DMTKB emang definisi buku terkompleks, sih. Kejutan rasa romance (and a little fantasy things, walaupun lebih ke magical realism kali, ya?) sama banyak prank wkwkwk kesan setelah tamat baca buku ini kayak lagi dikerjain sama penulis. Menguji iman dan kesabaran hahah. Ibarat udah hopeless dan pasrah, mendadak dapat kesempatan.
Kalau bahas soal karakter tuh, Monik emang unik. Cewek polos yang suka self talk sampai nggak sadar apa yang dia pikirin keucap di lisan. Lucu banget kalau orang2 di dekat dia bisa dengar apa yang omongin terus Monik sendiri kayak malu gitu. Soal Agni, ya, duh cowok ini misterius banget, aku jadi penasaran pov dia, deh. Ya iya sih, di extracap ada bagian dari sisi dia, tapi kuraaang (pembaca banyak mau :p), kayak banyak banget yang mau aku tanyain ke dia hahah.
Ngomongin karakterisasinya, Monik nggak jauh dari karakter cewek di novel2 penulis yang lain, tipe yang anti gombal. Eh, bukan anti, sih, lebih ke kebal sama gombalan gitulah. Malah cowoknya yang baper digombalin balik ahahaha. Ini menghibur banget, sih, bikin sedih juga. DAN KESEL.

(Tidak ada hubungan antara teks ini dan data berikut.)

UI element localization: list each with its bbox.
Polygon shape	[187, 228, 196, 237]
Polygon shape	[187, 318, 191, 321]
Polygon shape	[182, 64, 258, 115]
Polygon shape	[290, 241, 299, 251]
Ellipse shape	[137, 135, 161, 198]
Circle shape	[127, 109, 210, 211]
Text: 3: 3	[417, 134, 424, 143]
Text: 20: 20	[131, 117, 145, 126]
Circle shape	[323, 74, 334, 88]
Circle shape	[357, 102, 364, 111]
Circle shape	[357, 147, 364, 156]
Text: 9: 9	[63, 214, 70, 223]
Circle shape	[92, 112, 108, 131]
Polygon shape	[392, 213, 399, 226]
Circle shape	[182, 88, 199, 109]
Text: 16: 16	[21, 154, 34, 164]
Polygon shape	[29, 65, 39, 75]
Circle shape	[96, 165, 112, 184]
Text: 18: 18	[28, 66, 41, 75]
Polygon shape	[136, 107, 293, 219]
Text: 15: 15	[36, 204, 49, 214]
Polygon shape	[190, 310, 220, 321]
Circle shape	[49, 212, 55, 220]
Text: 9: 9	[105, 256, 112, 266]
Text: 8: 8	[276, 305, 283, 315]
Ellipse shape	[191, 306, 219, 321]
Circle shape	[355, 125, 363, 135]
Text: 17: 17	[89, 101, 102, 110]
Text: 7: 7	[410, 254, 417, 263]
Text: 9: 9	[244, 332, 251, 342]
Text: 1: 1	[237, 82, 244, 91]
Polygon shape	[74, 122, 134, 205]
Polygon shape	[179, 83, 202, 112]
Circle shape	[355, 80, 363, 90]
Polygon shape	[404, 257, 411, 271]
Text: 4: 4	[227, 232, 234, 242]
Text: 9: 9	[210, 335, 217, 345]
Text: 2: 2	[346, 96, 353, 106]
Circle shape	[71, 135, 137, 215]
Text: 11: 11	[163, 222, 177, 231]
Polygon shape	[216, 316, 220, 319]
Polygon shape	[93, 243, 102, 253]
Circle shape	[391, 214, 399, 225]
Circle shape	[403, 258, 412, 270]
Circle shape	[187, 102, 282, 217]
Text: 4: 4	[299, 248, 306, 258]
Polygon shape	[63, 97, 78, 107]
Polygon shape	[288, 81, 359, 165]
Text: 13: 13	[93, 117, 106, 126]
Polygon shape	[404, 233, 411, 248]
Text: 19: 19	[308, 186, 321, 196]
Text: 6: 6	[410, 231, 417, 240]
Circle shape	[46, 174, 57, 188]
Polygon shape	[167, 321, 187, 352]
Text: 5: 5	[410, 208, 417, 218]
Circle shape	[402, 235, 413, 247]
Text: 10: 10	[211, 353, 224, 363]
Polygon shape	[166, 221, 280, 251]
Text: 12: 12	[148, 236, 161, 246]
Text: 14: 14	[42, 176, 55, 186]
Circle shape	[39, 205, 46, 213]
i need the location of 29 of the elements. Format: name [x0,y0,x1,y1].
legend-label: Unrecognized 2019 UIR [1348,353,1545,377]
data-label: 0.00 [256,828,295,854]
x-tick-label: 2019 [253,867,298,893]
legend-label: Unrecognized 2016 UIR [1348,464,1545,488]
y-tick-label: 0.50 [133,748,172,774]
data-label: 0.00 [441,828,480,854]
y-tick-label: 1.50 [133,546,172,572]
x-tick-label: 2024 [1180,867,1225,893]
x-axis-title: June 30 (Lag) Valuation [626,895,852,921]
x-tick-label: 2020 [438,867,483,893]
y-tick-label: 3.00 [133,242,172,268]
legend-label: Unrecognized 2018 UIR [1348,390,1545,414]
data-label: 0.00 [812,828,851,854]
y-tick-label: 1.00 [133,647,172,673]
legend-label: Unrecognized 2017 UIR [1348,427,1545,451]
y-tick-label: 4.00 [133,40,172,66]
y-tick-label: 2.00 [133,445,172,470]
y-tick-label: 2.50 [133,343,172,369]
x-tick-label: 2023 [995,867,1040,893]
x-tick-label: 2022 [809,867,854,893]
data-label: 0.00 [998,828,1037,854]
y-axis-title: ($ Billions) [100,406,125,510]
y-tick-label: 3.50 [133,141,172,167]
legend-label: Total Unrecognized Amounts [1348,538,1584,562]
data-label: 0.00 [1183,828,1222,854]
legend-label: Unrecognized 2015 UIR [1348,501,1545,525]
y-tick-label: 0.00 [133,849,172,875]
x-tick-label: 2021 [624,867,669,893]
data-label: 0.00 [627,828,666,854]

Pencinta romansa wajib baca ini, sih. Kalian harus merasakan dikerjain sama takdir dalam alur cerita ini! 🤣
Romance-nya kurang greget, cuma pesan bukunya bagus : pacar itu bukan obat penyembuh, kalau punya luka batin dan trauma lebih baik segera konsul ke tenaga profesional seperti psikolog.